Manfred Wigger lebt und arbeitet in Hamburg.

Vergangene Ausstellungen im UKE

September 2024 - Februar 2026

Kunstausstellung - Carolin Beyer

"...AND EVEN IF IT'S JUST A SMILE..."

„…AND EVEN IF IT‘S JUST A SMILE…“ ist der ironisch-verspielte Titel der Kunstausstellung der Hamburger Malerin Carolin Beyer, die von September bis Februar 2026 im Hauptgebäudes O10 des UKE gezeigt wurde. Eine ausdrucksstarke, gegenständliche Malerei, in deren Mittelpunkt der Mensch in der Natur, im Alltag, in der Freizeit und mit Hund, steht.

Weitere Informationen und Impressionen zur Kunstausstellung

September 2023 - August 2024

Kunstausstellung - Kim Lewerenz

Zugehörigkeit
Lebenslinien - Farbwelten

Mit Fragen nach Identität und Zugehörigkeit setzt sich Dr. Kim Lewerenz in Gesprächen mit ihren Patient:innen und Kolleg:innen, aber auch in ihrer Kunst auseinander. Die Fachärztin für Allgemeinmedizin arbeitet neben der stationären Patient:innenversorgung als Beauftragte für Reha- und Entlassmanagement und im Martin-Zeitz-Centrum für Seltene Erkrankungen.
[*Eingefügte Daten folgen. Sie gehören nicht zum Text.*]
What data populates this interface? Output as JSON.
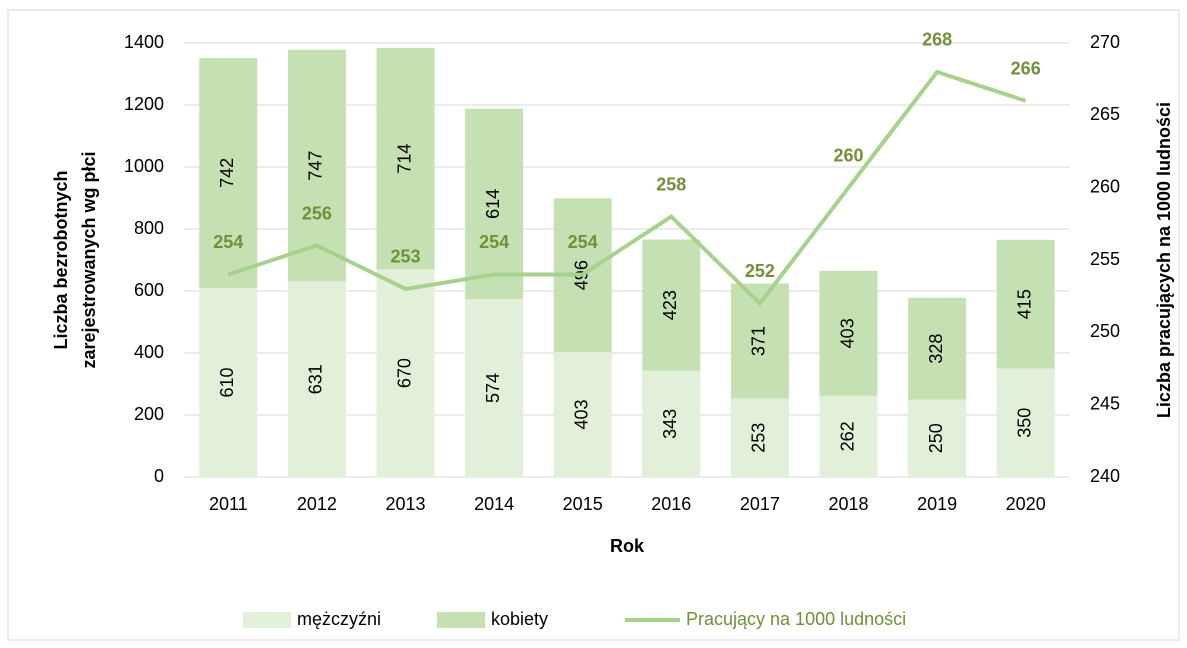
{
  "chart_data": {
    "type": "bar_line",
    "xlabel": "Rok",
    "ylabel": [
      "Liczba bezrobotnych",
      "zarejestrowanych wg płci"
    ],
    "y2label": "Liczba pracujących na 1000 ludności",
    "categories": [
      "2011",
      "2012",
      "2013",
      "2014",
      "2015",
      "2016",
      "2017",
      "2018",
      "2019",
      "2020"
    ],
    "series": [
      {
        "name": "mężczyźni",
        "type": "bar",
        "color": "#e2efd9",
        "values": [
          610,
          631,
          670,
          574,
          403,
          343,
          253,
          262,
          250,
          350
        ]
      },
      {
        "name": "kobiety",
        "type": "bar",
        "color": "#c5e0b3",
        "values": [
          742,
          747,
          714,
          614,
          496,
          423,
          371,
          403,
          328,
          415
        ]
      },
      {
        "name": "Pracujący na 1000 ludności",
        "type": "line",
        "axis": "y2",
        "color": "#a9d18e",
        "label_color": "#70903a",
        "values": [
          254,
          256,
          253,
          254,
          254,
          258,
          252,
          260,
          268,
          266
        ]
      }
    ],
    "ylim": [
      0,
      1400
    ],
    "yticks": [
      0,
      200,
      400,
      600,
      800,
      1000,
      1200,
      1400
    ],
    "y2lim": [
      240,
      270
    ],
    "y2ticks": [
      240,
      245,
      250,
      255,
      260,
      265,
      270
    ],
    "grid": true,
    "legend": "bottom"
  }
}
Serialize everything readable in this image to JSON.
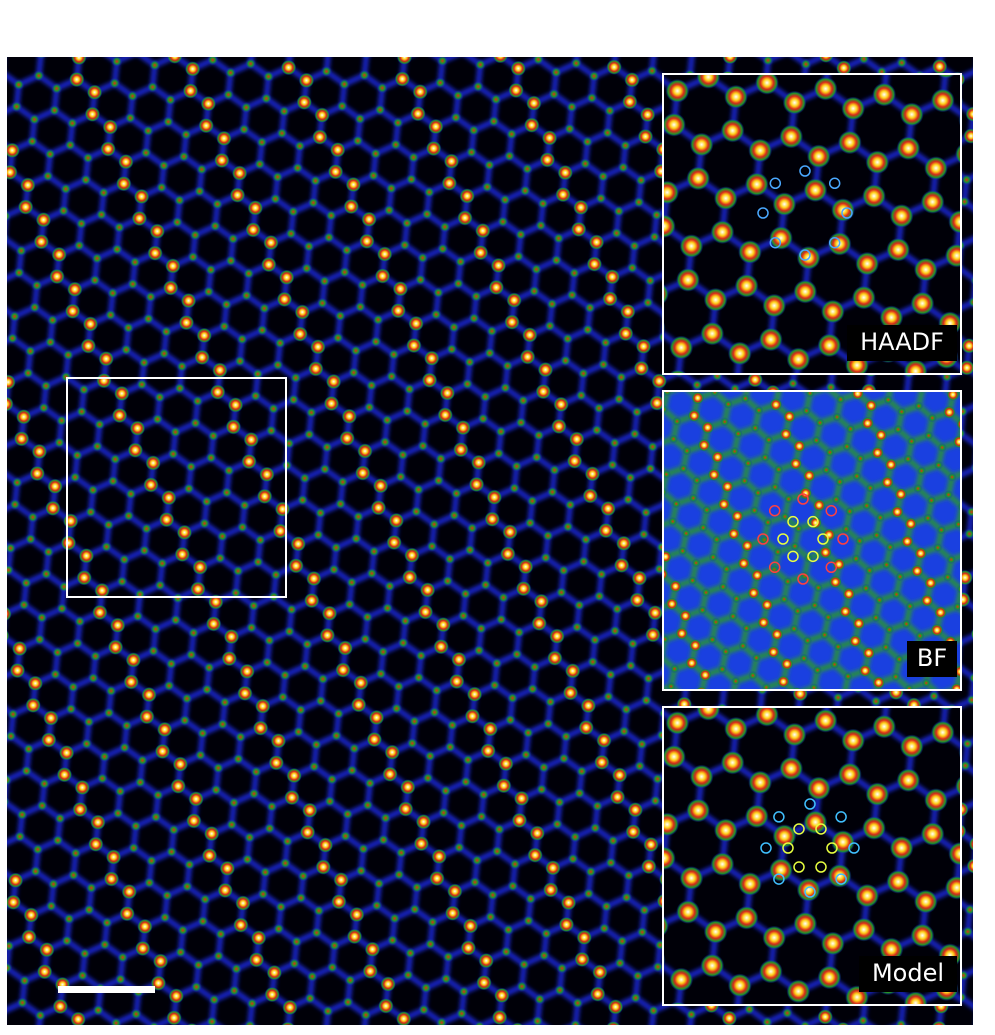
{
  "insets": [
    {
      "label": "HAADF"
    },
    {
      "label": "BF"
    },
    {
      "label": "Model"
    }
  ]
}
Weitere Informationen und Impressionen zur Kunstausstellung

Tanzender Derwisch - ein Bild von Frau Renate Pribert-Zimny

Februar 2020 bis Juli 2023

Kunstaustellung

Renate Pribert-Zimny „Sphärenklänge“

Renate Pribert-Zimny schafft Bilder, die mehr vermitteln als nur Motive – es sind Destillate von Klängen, von Momenten, von Atmosphäre, von Spannung, die von den Betrachtenden erlebt und gefühlt werden können. Bilder, in die alle immer tiefer hineinschauen können. Die von einer positiven Ausstrahlung, voller Dynamik und Musik sind.

Ihre Bilder sind jetzt in der Poliklinik für Parodontologie, Präventive Zahnmedizin und Zahnerhaltung, Gebäude O 58, 1.OG, zu sehen.